Wake up, Alice, this ain’t Wonderland.
In truth, the only way organic products deviate from normal grocery store fare is that they are pesticide-free. The food itself is treated exactly the same as its inorganic counterpart, only organic farmers have to stretch their imaginations a bit farther to come up with natural pesticides and fertilizers. 
What drives me crazy about Spohn’s statement, as I previously mentioned, is that he seems so committed to being approved by the regulations as to go so far to stick to their LETTER. As with so many things in life, the LETTER hardly covers it. The LETTER of organic regulations don’t really change what we’re eating. That would take a far drastic and far deeper transformation within our food industry, which brings me to my main point…

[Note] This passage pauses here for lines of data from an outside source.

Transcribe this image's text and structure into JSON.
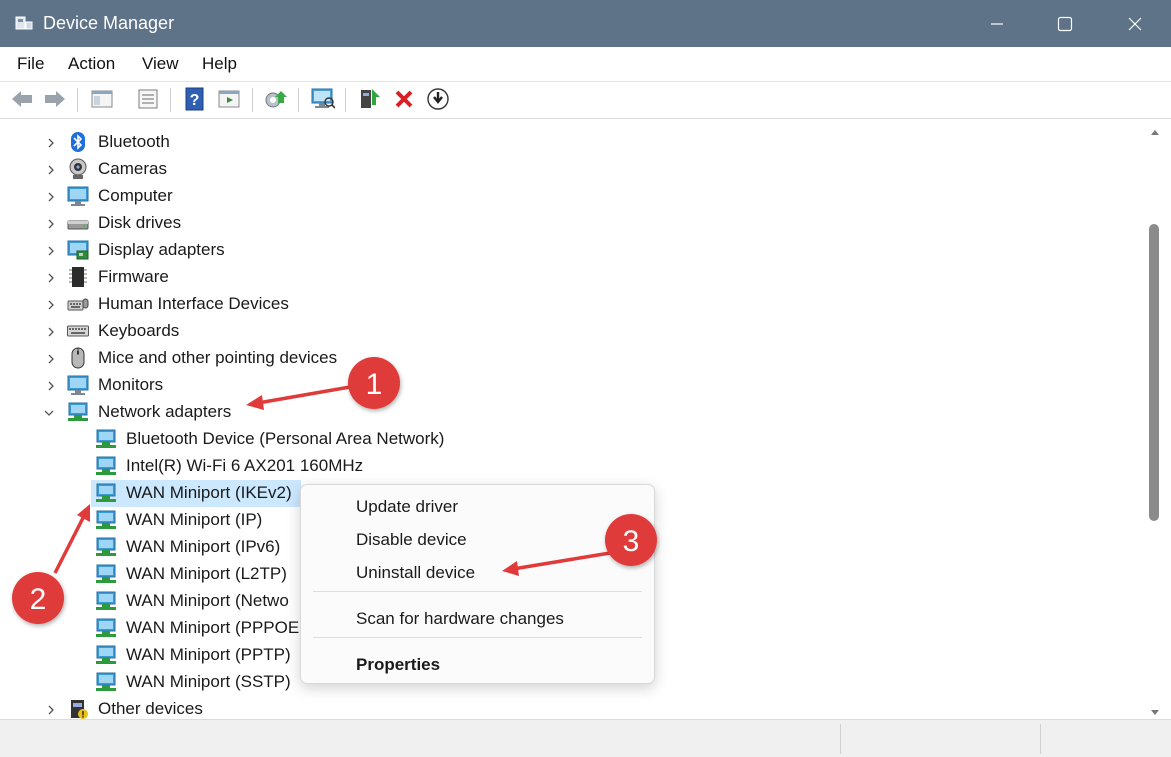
{
  "window": {
    "title": "Device Manager"
  },
  "menu": [
    "File",
    "Action",
    "View",
    "Help"
  ],
  "toolbar": {
    "buttons": [
      "back-icon",
      "forward-icon",
      "show-hide-console-tree-icon",
      "properties-icon",
      "help-icon",
      "action-pane-icon",
      "update-driver-icon",
      "scan-hardware-icon",
      "enable-device-icon",
      "uninstall-device-icon",
      "disable-device-icon"
    ]
  },
  "tree": {
    "categories": [
      {
        "label": "Bluetooth",
        "icon": "bluetooth-icon"
      },
      {
        "label": "Cameras",
        "icon": "camera-icon"
      },
      {
        "label": "Computer",
        "icon": "computer-icon"
      },
      {
        "label": "Disk drives",
        "icon": "disk-drive-icon"
      },
      {
        "label": "Display adapters",
        "icon": "display-adapter-icon"
      },
      {
        "label": "Firmware",
        "icon": "firmware-icon"
      },
      {
        "label": "Human Interface Devices",
        "icon": "hid-icon"
      },
      {
        "label": "Keyboards",
        "icon": "keyboard-icon"
      },
      {
        "label": "Mice and other pointing devices",
        "icon": "mouse-icon"
      },
      {
        "label": "Monitors",
        "icon": "monitor-icon"
      },
      {
        "label": "Network adapters",
        "icon": "network-adapter-icon",
        "expanded": true
      },
      {
        "label": "Other devices",
        "icon": "other-devices-icon"
      }
    ],
    "network_children": [
      "Bluetooth Device (Personal Area Network)",
      "Intel(R) Wi-Fi 6 AX201 160MHz",
      "WAN Miniport (IKEv2)",
      "WAN Miniport (IP)",
      "WAN Miniport (IPv6)",
      "WAN Miniport (L2TP)",
      "WAN Miniport (Netwo",
      "WAN Miniport (PPPOE",
      "WAN Miniport (PPTP)",
      "WAN Miniport (SSTP)"
    ],
    "selected": "WAN Miniport (IKEv2)"
  },
  "context_menu": {
    "items": [
      "Update driver",
      "Disable device",
      "Uninstall device",
      "Scan for hardware changes",
      "Properties"
    ]
  },
  "annotations": [
    "1",
    "2",
    "3"
  ],
  "colors": {
    "titlebar": "#5e7388",
    "selection": "#cce8ff",
    "annotation": "#e03a3a"
  }
}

This may be a surprising twist, after all that rhetoric, but to me buying organic is just a waste of money. My mother always skipped the organic produce and now that I’m shopping for myself, I do the same. Why? I was hoping you’d ask. 
1) A USDA organic label doesn’t mean 100% organic, unless it says so. If it just says “organic” there could be as little as 70% organic material in the product.
2) Organic products aren’t actually grown differently, which is huge, especially where organic animal products are concerned. Based on Pollan’s observations, as long as we’re still feeding corn to cows, it doesn’t matter. 
3) Recent (and not-so-recent) studies have shown that nutritional value DOESN’T CHANGE from organic to inorganic.
And that, my friends, is why I won’t waste my dollar on a certified organic label.